Cooper grins and nods at my drink. “You good?” he asks. I nod, and he orders before asking if I want to find a place to sit
down.
I glance over my shoulder as I follow Cooper toward a wall of low-sitting tables. I want Everett to be looking at me, I realize, and for a minute I can’t sort out why. I wonder what part of me hopes he’ll be watching.
If it’s the ugly, angry part I came into this week with, hoping in some way to make him jealous. If it’s the part that drove
me to his room last night, that hiked my pulse every time we were caught alone today, searching for some confirmation that
there’s more to this than revisiting the past.

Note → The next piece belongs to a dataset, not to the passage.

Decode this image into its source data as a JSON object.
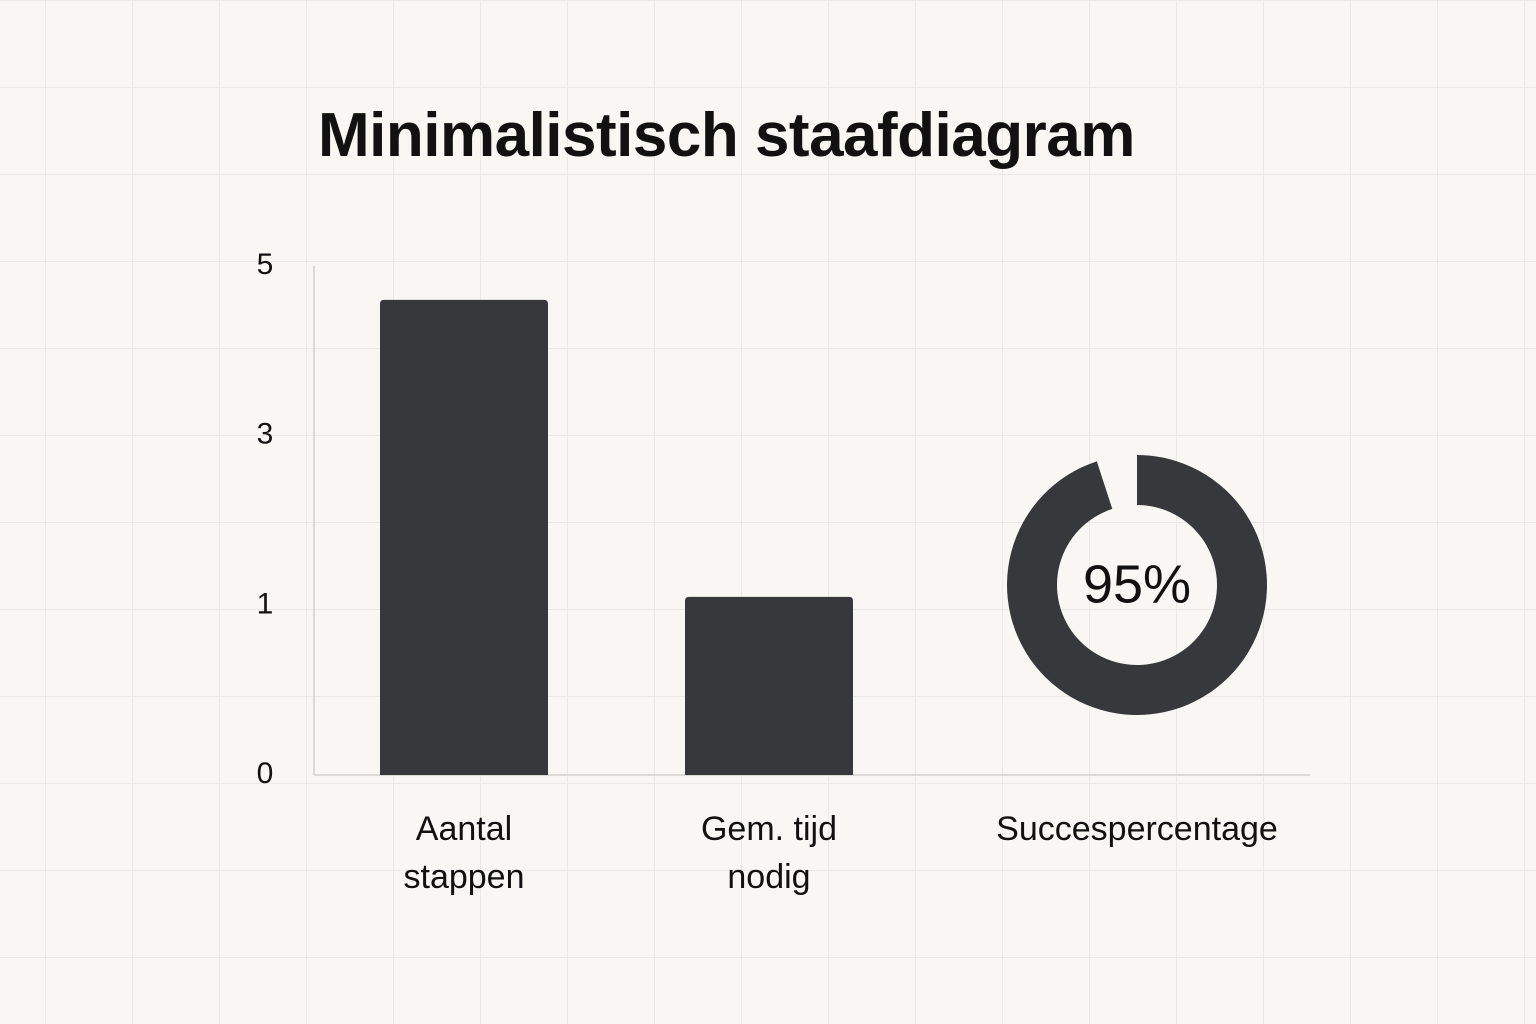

That this isn’t just another party, and I’m not just another person, and we
matter.
But when I do find him in the crowd, he’s frowning at his phone, no cool gaze for mine to latch on to at all.
I look away, focusing on Cooper’s broad shoulders as I follow him, surprised when I can’t tamp down the sinking feeling in
me like I used to.
I wish I could sort out why I can’t seem to make myself actually want Cooper, especially as yet another person passes by, eyeing him until they realize his attention is undividedly on me and they move on, disappointed.
I wish I could pinpoint what it is, exactly, about this handsome, successful, incredibly decent man that isn’t doing it for me, that seems to be doing it for absolutely everyone else.